A funeral is not a community event. Official
If you didn’t catch Rupert’s delightfully unbuttoned comment on yesterday’s post, have a look.
The interesting thing about the death deniers is that they don’t just put their hands over their ears and count noisily to ten until you stop. Whether death is the Old Enemy or just a Disgusting Old Man, it certainly brings out the streetfighter in the citizenry.
Up in Morpeth the town council was recently asked if it would permit a humanist funeral to be held in a community centre. Councillor Derek Thompson had this to say on the matter:
"Funerals are not what the centres were intended for when they were established, they are to be used for community recreation and social and leisure events. Holding them would be an inappropriate use of these buildings and we have no duty to provide them for this reason, so I'm strongly against this. I would also be worried about the effect they could have on people turning up for the next event after the funeral, whether it's a bridge club or a children's party."
Whether the applicant had been a paedophile ring or a witches’ coven, you wonder if it would have elicited greater disapprobation.
Read the sorry story here.
5 Comments:
There is a beautiful old hall near us which is used for concerts, dances, readings, weddings and the like. we asked about holding funeral ceremonies in it, the manager was horrified, 'you can't have a wedding one day and a funeral the next people won't like it', they do in churches we said, puzzled. That said we use our local civic hall and bring the coffin out across the town square in the middle of the day with no problems, and on Saturday we held a funeral at a hotel that holds weddings, and we have used a football clubhouse more than once. It seems to us it's all down to the emotional development of the person who runs the place.
Digressing a little. What I find so upsetting is collecting a body from an old folks home where the management banish all the other residents back to their rooms and shut the doors or herd them all into the dining room so we can sneak out with the dead person unobserved. This happened last week again, and I overheard the manager talking to the staff and it was obvious that no one knew that this women had even died yet. I hate it, all the other residents must know this is how it will be for them too. I think they should all line the corridor as we wheel them out, shouting their goodbyes and stand waving from the front steps as we drive away with their housemate.
I do like to leave the comments column to others. But I've just got to jump in and shout, 'Hear, hear!' But I find I just can't shout it as loudly as I'd like.
Brilliant, Claire. Incontrovertibly right.
The underlying assumption is that a funeral is a horrible, distasteful, distressing event that should be hidden from public view. Rather like an execution.
Is this how people want to see end of life ceremonies? Someone has obviously been getting it wrong for a very long time.
It has long astonished me how clever we have become about eliminating the visibility (that is to say, the reminders) of death in our modern world.
This has not happened only by chance and greater competition for space from "life enterprises" - there is deep subconscious death denial at work here, manifesting itself from the individual through the family and up to the institutions such as city planners etc.

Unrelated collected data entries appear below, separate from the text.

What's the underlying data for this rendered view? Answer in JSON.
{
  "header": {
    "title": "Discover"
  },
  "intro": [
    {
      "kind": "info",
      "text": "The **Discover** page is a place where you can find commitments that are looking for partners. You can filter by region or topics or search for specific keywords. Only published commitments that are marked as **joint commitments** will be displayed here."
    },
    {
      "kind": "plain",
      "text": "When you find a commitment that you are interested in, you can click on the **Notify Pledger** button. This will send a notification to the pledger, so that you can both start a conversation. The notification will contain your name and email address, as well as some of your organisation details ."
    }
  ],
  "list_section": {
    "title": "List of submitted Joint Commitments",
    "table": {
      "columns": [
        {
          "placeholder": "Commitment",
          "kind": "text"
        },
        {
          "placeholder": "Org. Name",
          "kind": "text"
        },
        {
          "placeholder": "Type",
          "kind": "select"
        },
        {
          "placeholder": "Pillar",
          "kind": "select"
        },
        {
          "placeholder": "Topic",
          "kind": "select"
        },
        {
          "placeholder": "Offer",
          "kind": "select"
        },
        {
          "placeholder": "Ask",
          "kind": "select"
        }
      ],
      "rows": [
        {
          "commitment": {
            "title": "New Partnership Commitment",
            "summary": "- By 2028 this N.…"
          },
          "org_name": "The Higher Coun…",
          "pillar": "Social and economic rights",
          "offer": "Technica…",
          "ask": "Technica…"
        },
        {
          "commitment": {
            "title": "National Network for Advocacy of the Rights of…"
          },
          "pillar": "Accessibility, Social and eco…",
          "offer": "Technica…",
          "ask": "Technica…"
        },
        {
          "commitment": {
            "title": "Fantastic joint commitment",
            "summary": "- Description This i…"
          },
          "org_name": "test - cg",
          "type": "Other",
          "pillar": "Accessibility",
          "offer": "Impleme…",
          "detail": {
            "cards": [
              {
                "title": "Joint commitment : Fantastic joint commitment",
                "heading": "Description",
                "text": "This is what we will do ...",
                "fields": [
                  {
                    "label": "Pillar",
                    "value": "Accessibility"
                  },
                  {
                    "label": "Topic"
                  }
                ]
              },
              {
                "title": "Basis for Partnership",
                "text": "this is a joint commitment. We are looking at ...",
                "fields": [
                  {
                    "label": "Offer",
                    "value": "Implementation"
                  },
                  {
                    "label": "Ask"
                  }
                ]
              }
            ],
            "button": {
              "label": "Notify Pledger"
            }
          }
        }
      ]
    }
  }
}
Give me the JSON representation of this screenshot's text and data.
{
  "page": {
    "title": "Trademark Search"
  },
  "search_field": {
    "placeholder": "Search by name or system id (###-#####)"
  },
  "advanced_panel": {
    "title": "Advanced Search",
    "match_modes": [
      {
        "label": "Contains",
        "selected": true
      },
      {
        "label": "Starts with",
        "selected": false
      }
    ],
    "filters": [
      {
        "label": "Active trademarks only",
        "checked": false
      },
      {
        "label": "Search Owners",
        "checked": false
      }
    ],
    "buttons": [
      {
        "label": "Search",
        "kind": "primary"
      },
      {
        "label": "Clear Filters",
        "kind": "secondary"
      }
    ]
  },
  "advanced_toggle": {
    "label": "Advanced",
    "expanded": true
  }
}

Yet this aberration is of no real importance. I don't want to sound like a prophet of doom, but when death is denied, or pushed forward a few years by health care, it does not disappear or experience a reduction - it merely accumulates behind the dam, like water that is not allowed to flow naturally to the sea. At some point, the dam breaks or overflows and death become visible again with a vengeance.
We would do well to address this issue now, attempt to let some of this natural flow occur - practically by rethinking our health care strategies and psychologically/spiritually in our homes, churches and city squares.